Она пересекает комнату так стремительно, что я даже среагировать не успеваю. Салли не издает ни звука, когда нож входит в ее плоть, но я вскрикиваю, когда острие еще на подлете. Лицо у Салли обмякает, глаза стекленеют. А потом появляется кровь. Она струится между бусинами на корсаже, петляет по хитрому лабиринту вышивки. Салли смотрит на красную отметину. Красную, как уэслианский герб.
– Как по мне, актрисы вы обе никудышные, – тихо говорит Поппи. – Успех вам по-любому не светил.
Нож ходит ходуном в ее руке. Сейчас она и мне нанесет такой же удар. Но Поппи вытирает рукоятку о свое платье и протягивает нож мне. Я его беру.
И тут она начинает кричать.
Я в жизни не слышала такого оглушительного вопля – он будет звенеть у меня в ушах всю оставшуюся жизнь. Я не в силах оторвать взгляд от ножа. Салли падает на колени. Я бухаюсь вслед за ней и, выпустив нож, зажимаю руками кровавое пятно на ее платье.
– Надо остановить кровь, – бормочу я или, по крайней мере, пытаюсь что-то такое выговорить, но получается лишь невнятное мычание.
Кожа у Салли сереет. Она открывает рот, но ни звука не издает. А потом припадает ко мне.
– Она это заслужила. – Салли издает смешок – жуткое бульканье. – Мы… одного поля…
Мы – это она и я или она и Флора?
– Нет, не одного, – шепчу я. Впервые в жизни я ей возражаю, но она этого уже не слышит. Моя слеза падает ей на щеку.
Я хватаю нож и на трясущихся ногах подступаю к Поппи, но знаю, что напасть на нее не смогу. Я сказала чистую правду: мы с Салли не одного поля ягоды и никогда ими не были.
Но Поппи уже не одна. Она все еще кричит, лицо у нее ярко-красное, а на пороге маячат двое мужиков в парадных костюмах, таращатся на представшую перед ними бойню и уже лезут за телефонами, чтобы звонить в полицию. Поппи виснет на одном из них, прячется за ним, как за щитом.
Она спасается от меня. От женщины с окровавленным ножом. Я пытаюсь бросить его, но он словно прирос к моей руке.
– Это она! – голосит Поппи. – Она это сделала!
Я жду, что Салли сейчас выкрикнет правду: «Поппи – трехнутая сучка! Это она меня пырнула!» Но Салли больше уже ничего не скажет.
40. Год спустя
Странно видеть его на кухне моей новой квартиры в Челси. Он стоит с бокалом красного вина и явно смущается. На нем мягкая серая футболка – или, по крайней мере, она кажется мягкой: потрогать ее мне пока не представилось случая. Я промываю макароны в раковине. Одна из лингвини змейкой сворачивается у слива. Я смываю ее, избавляя от одинокого прозябания.

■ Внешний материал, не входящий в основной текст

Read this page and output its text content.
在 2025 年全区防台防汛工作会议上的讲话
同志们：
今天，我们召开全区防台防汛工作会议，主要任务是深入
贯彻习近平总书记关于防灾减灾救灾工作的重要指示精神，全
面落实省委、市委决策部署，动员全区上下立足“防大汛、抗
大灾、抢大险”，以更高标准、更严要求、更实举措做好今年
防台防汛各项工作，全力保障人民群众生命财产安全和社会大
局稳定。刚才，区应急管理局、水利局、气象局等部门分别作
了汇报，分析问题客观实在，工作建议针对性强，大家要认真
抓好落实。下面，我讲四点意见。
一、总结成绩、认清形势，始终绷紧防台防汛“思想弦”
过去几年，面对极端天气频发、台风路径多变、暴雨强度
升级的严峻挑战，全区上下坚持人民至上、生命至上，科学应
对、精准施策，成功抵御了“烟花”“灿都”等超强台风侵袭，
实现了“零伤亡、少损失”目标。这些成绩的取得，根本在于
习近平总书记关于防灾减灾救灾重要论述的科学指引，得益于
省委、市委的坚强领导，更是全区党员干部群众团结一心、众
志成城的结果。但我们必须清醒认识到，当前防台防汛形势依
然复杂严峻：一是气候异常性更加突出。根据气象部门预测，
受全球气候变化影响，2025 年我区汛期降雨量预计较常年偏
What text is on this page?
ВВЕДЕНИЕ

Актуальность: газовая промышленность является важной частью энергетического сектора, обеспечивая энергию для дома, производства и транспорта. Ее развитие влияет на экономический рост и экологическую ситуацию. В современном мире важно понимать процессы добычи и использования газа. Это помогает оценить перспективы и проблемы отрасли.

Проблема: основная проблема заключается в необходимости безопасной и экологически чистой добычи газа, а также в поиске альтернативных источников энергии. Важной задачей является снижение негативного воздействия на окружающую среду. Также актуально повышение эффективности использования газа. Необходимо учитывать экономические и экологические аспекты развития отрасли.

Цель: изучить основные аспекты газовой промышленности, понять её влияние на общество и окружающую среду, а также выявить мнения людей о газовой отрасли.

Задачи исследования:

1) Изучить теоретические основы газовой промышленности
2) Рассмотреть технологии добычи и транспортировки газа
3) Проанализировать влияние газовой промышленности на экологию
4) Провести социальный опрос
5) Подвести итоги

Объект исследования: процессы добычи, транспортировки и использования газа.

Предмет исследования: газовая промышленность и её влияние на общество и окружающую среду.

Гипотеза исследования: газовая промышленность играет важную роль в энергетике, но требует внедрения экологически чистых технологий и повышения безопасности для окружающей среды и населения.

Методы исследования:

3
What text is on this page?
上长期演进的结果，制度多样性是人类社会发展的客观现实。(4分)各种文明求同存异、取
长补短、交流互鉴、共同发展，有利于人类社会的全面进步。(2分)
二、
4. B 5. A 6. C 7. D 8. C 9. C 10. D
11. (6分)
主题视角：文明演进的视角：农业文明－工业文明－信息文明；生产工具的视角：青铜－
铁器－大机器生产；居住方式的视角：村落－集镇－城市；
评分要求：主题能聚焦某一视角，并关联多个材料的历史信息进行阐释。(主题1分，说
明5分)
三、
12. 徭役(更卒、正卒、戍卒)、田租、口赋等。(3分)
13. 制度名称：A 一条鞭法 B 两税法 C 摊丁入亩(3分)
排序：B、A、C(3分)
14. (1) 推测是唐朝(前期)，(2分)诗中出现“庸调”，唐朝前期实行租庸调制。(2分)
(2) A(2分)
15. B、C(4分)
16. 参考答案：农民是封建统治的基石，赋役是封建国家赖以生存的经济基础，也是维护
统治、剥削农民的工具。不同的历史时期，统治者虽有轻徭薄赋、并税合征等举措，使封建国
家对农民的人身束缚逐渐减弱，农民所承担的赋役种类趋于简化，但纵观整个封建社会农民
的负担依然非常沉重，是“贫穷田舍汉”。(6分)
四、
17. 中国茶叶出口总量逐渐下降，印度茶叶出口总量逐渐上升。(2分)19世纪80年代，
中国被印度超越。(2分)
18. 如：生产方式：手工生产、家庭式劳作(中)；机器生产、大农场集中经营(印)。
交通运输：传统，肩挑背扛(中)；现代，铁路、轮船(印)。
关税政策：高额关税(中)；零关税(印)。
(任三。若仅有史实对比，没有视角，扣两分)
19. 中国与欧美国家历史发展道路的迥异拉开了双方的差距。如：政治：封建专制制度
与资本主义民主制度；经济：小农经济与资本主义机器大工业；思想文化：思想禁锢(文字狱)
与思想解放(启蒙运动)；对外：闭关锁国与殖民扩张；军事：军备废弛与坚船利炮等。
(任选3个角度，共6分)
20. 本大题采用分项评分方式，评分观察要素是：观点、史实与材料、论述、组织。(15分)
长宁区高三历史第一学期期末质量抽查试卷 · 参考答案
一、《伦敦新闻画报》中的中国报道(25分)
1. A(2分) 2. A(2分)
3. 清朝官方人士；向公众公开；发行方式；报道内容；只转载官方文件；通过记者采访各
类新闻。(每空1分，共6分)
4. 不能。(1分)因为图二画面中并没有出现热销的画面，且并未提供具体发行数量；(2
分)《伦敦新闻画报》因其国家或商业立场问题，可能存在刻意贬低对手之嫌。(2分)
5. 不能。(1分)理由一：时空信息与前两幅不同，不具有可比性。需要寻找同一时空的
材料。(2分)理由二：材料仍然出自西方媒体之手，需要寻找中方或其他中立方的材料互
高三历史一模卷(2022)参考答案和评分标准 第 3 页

– Спасибо, что согласилась встретиться, – говорит он. – Все так – так запуталось… Я теперь всю свою энергию направляю в писательство. Почти закончил черновик романа. Но в итоге сюжет повернулся совсем не так, как я задумывал.
– Так всегда бывает. – Волосы у меня распущены по плечам – такую же прическу носила моя сестра. – Творческий замысел раскручивается самым непредсказуемым образом.
Он подходит к кухонному островку, взбирается на барный стул и роняет руки на гранит. Кольца на его безымянном пальце больше нет.
– Не хочу тебя грузить, – говорит он. – Я не за тем хотел встретиться. Для этого я психотерапевту деньги плачу, – он смеется, и я тоже смеюсь – из вежливости. – Я думал, что не буду по ней скучать. Но скучаю. Скучаю по тому, какой она была, пока я не узнал, какая она на самом деле… хоть это и звучит как бред.